Dois tomates, uma berinjela, três cenouras, duas alcachofras uma maça.... As compras nunca são volumosas, pois se sobrar muita coisa não haverá desculpa para voltar ao mercado no dia seguinte.

 Beber, o primeiro Franciacorta do dia, no “Piccolo Bar” da “Piazza Mazzini” enquanto se aprecia o vaivém das pessoas, no colorido mercado de frutas e verduras de Chiavari, não tem preço, mas a taça de Franciacorta, tem ... 6 Euros.

Bebo a segunda taça do dia sempre no soberbo e tradicional “Gran Caffè Defilla”.

O Defilla, bar, cafeteria, enoteca, sala de chá, restaurante, é uma instituição quase sagrada, não somente de Chiavari, mas de toda a Ligúria e também da Itália. 

O mais que centenário “Defilla” é um verdadeiro paraíso para os enófilos e apreciadores de destilados e licores.
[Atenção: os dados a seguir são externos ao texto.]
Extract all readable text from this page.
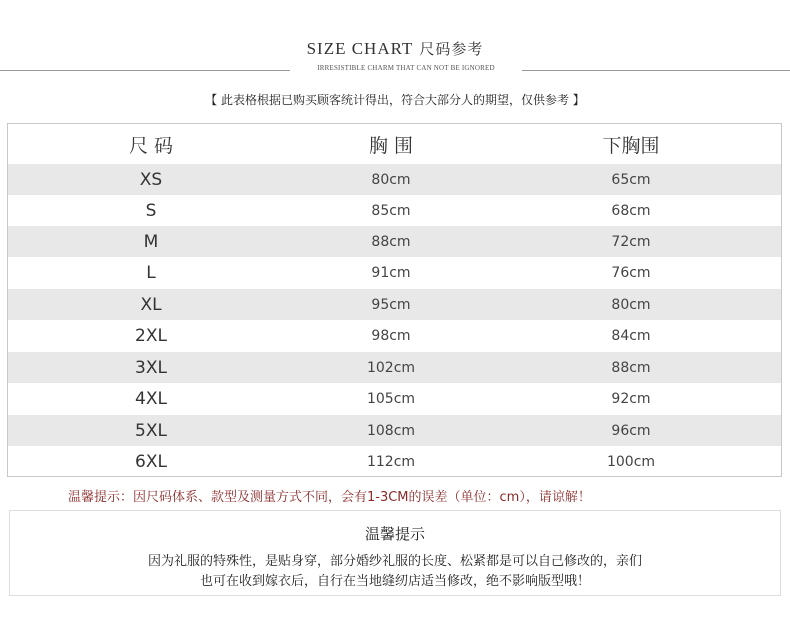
SIZE CHART 尺码参考
IRRESISTIBLE CHARM THAT CAN NOT BE IGNORED
【 此表格根据已购买顾客统计得出，符合大部分人的期望，仅供参考 】
尺 码	胸 围	下胸围
XS	80cm	65cm
S	85cm	68cm
M	88cm	72cm
L	91cm	76cm
XL	95cm	80cm
2XL	98cm	84cm
3XL	102cm	88cm
4XL	105cm	92cm
5XL	108cm	96cm
6XL	112cm	100cm
温馨提示：因尺码体系、款型及测量方式不同，会有1-3CM的误差（单位：cm），请谅解！
温馨提示
因为礼服的特殊性，是贴身穿，部分婚纱礼服的长度、松紧都是可以自己修改的，亲们
也可在收到嫁衣后，自行在当地缝纫店适当修改，绝不影响版型哦！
Centenas de garrafas de Cognac, Whisky, Rum, Calvados, Armagnac, Grappa etc. disputam o espaço das prateleiras com mais de 1.000 etiquetas de vinho de todas as partes do mundo, Brasil excluso.

Aliás, antes que eu o “obrigasse” Sergio Rossi, sommelier da casa, a beber uma garrafa de “Fúlvia”, ele nem sabia da existência do quase vinho nacional.

Bebericando uma taça, do sempre ótimo Champagne (8 Euros) “Aubry 1er Cru, ” resolvi “passear” pelas salas do “Defilla” e alegrar os olhos com as ofertas de final de ano.

Meu Mastercard quase enfartou quando meus olhos fixaram uma garrafa de Cognac Remy Martin Louis XIII de 3.185 Euros e somente voltou à normalidade quando reiniciei a “caminhada”.

“Todo Natal é a mesma coisa...Brigo com a Antinori, Frescobaldi, Incisa della Rocchetta, mas seus super-tuscans chegam “pingados” e atrasados”.

Mauro Pietronave, proprietário do “Defilla”, não é exatamente um amigo e nosso relacionamento, apesar de respeitoso e de longa data, nunca foi além de algumas poucas frases e saudações de praxe.

Estranhei, a súbita intimidade, mas dei-lhe corda....


“Senhor Pietronave (na Itália, quando não há intimidade, sempre nos dirigimos ao interlocutor pelo sobrenome), mas ainda há compradores para estes vinhos toscanos, afrancesados e caros? ”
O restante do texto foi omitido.